The Calves Head Club was purportedly established to ridicule the memory of Charles I of England. Toward the end of the seventeenth century, rumours began circulating in print about the club and its annual meeting held on 30 January, the anniversary of the execution of Charles I by beheading.
The club is mentioned by Samuel Wesley, a dissenter who later conformed to the Church of England, in the anonymous A Letter from a Country Divine to his Friend in London Concerning the Education of Dissenters in their Private Academies (1703). Wesley claimed to have attended a meeting in 1693 where dissenters blasphemed the memory of Charles I, "discoursing of their Calves-head Club" and a "Design they had at their next Calves-Head Feast, to have a Cold Pye serv'd on the Table, with either a Live-Cat or Hare ... and they had contriv'd to put one of their Company who lov'd Monarchy, and knew nothing of the matter, to cut it up; whereupon, and on the leaping out of the Cat or Hare, they were all to set up a Shout, and cry, Haloo! Old Puss!—to the Honour of the Good Old Cause, and to shew their affection to a Commonwealth." Wesley's biographer Henry D. Rack comments, "It was probably not, as is usually claimed, a meeting of the so-called Calve's Head Club, whose reputation in any case may owe much to tory propaganda. ... Publication was timed to reinforce the current attacks on dissenters and especially on their academies."[1]
The main source for propaganda concerning the Calves' Head Club was the popular work written at least in some part by Tory sympathizer Edward Ward (1667–1731), The secret history of the Calves-Head Club, or The Republican unmasqu'd, wherein is fully shewn the religion of the Calves-Head heroes, in their anniversary thanksgiving songs on the thirtieth of January, by them called anthems; for the years 1693, 1694, 1695, 1696, 1697. Now published, to demonstrate the restless, implacable spirit of a certain party still among us, who are never to be satisfied till the present establishment in church and state is subverted. The work was published in 1703 and reprinted fifteen times between 1703 and 1721. "I was inform'd," the narrator relates,
According to The Secret History, after the banquet a copy of the Eikon Basilike (the "Royal Portrait", supposedly printed from the diary of Charles I) was burned while "anthems" were sung.
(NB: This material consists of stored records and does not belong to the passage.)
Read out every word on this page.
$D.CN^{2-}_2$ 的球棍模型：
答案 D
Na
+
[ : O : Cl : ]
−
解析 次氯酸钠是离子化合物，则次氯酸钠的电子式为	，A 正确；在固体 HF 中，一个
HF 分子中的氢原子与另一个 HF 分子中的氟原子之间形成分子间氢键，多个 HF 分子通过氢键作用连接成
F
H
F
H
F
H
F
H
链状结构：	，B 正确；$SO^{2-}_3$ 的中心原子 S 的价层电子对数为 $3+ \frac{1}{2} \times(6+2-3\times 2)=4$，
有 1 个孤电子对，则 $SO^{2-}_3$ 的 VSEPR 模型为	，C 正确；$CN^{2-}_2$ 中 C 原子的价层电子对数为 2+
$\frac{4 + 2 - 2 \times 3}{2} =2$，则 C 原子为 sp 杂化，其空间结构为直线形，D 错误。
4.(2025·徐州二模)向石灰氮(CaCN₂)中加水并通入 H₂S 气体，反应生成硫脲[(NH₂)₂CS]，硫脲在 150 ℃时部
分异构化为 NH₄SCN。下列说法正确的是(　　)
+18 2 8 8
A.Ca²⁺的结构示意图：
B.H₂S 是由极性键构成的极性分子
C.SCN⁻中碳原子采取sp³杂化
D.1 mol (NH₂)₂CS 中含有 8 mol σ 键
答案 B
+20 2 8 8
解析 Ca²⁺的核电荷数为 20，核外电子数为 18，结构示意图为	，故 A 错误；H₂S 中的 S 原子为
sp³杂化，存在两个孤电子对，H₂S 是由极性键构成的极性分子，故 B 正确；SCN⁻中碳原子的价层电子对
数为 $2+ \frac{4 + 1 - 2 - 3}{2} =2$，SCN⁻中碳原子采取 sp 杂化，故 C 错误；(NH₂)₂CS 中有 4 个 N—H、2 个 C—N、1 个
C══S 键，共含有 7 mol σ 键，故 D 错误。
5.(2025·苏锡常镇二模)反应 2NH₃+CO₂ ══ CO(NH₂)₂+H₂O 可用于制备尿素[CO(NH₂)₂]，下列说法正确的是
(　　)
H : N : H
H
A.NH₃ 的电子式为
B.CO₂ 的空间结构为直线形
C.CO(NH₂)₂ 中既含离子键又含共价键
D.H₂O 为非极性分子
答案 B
A calf's skull was filled with wine or another liquor and members toasted "The Pious Memory of those worthy Patriots that had kill'd the Tyrant, and deliver'd their Country from his Arbitrary Sway".
According to the Encyclopædia Britannica Eleventh Edition, the club survived till 1734, when the diners were mobbed owing to the popular ill-feeling which their outrages on good taste provoked, and the riot which ensued put a final stop to the meetings.